Bordanaro holds only that a particular incident involving the concerted action of a large contingent of municipal employees may support the inference of an underlying policy or custom “where other evidence of the policy has been presented.” 871 F.2d at 1157 (emphasis added). In that case, which involved the unconstitutional practice of police breaking down doors without a warrant when they arrested felons, the “other” evidence establishing the policy or custom included: (1) testimony by a police sergeant that he had been present at some 20-30 or even 50-60 such incidents; (2) the fact that the city provided a 12-pound sledge hammer for use in breaking down doors; and (3) uncontra-dicted testimony that this was “the way things [were] done and [had] been done.” See id. at 1156 (citations omitted). There is no such “other” evidence in this case.

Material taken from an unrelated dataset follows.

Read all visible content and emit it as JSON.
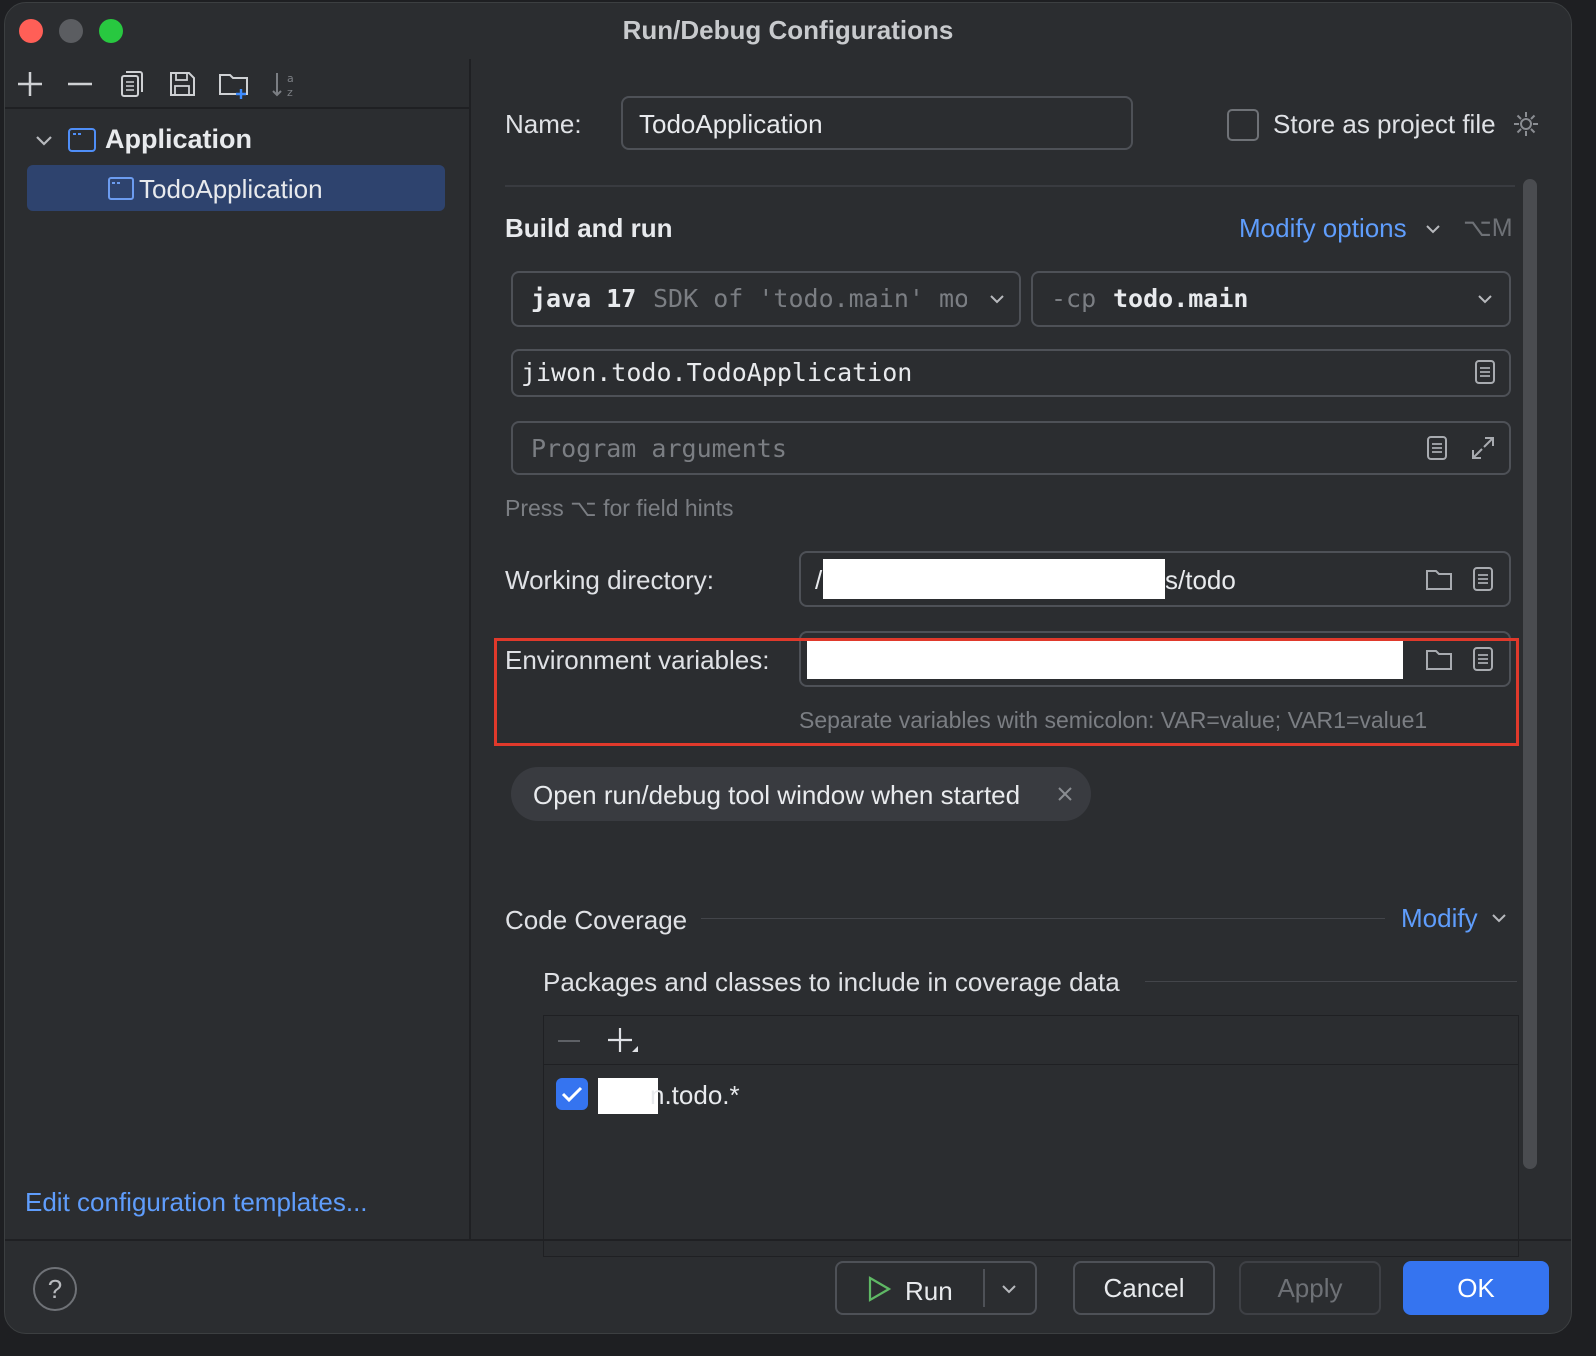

Rather, the situation here is more like that presented in Mahan v. Plymouth County House of Corrections, 64 F.3d 14, 16-17 (4th Cir.1995). There, the plaintiff alleged that the municipality had a custom of inadequately investigating criminal complaints and then making arrests without probable cause. See id. at 16. The plaintiff had produced no evidence, however, of either improper investigative methods or prior incidents similar to his own. See id. at 17. The United States Court of Appeals for the First Circuit reiterated the rule that evidence of a single incident cannot, by itself, establish a policy or custom. See id. at 16-17. Moreover, the court appeared to clarify its holding in Bordanaro —to the extent it had left the matter in doubt — that concerted action by a large contingent of municipal officials could support, but not by itself establish, the existence of a municipal policy or custom. See Mahan, 64 F.3d at 16-17. Because plaintiff has failed to present this Court with evidence of even a single similar incident which could arguably support a finding of a municipal policy or custom, Defendants’ Motion for Summary Judgment as to Defendant Town of Lexington, with respect to Count I, is allowed.

This decision disposes of the only federal claims against Defendants Casey, White, and Town of Lexington and the Court declines to exercise supplemental jurisdiction over the remaining state law claims against them. Accordingly, the Court orders that Count II, alleging a violation of the Massachusetts Civil Rights Act, and Count VIII, alleging negligence, be remanded, as to Defendants Casey, White, and Town of Lexington, to the Superior Court for Middlesex County.

SO ORDERED. 
      
      . The facts of this case are more fully described in this Court’s earlier ruling, dismissing the action against the “District Attorney defendants,” published at 28 F.Supp.2d 50 (D.Mass.1998).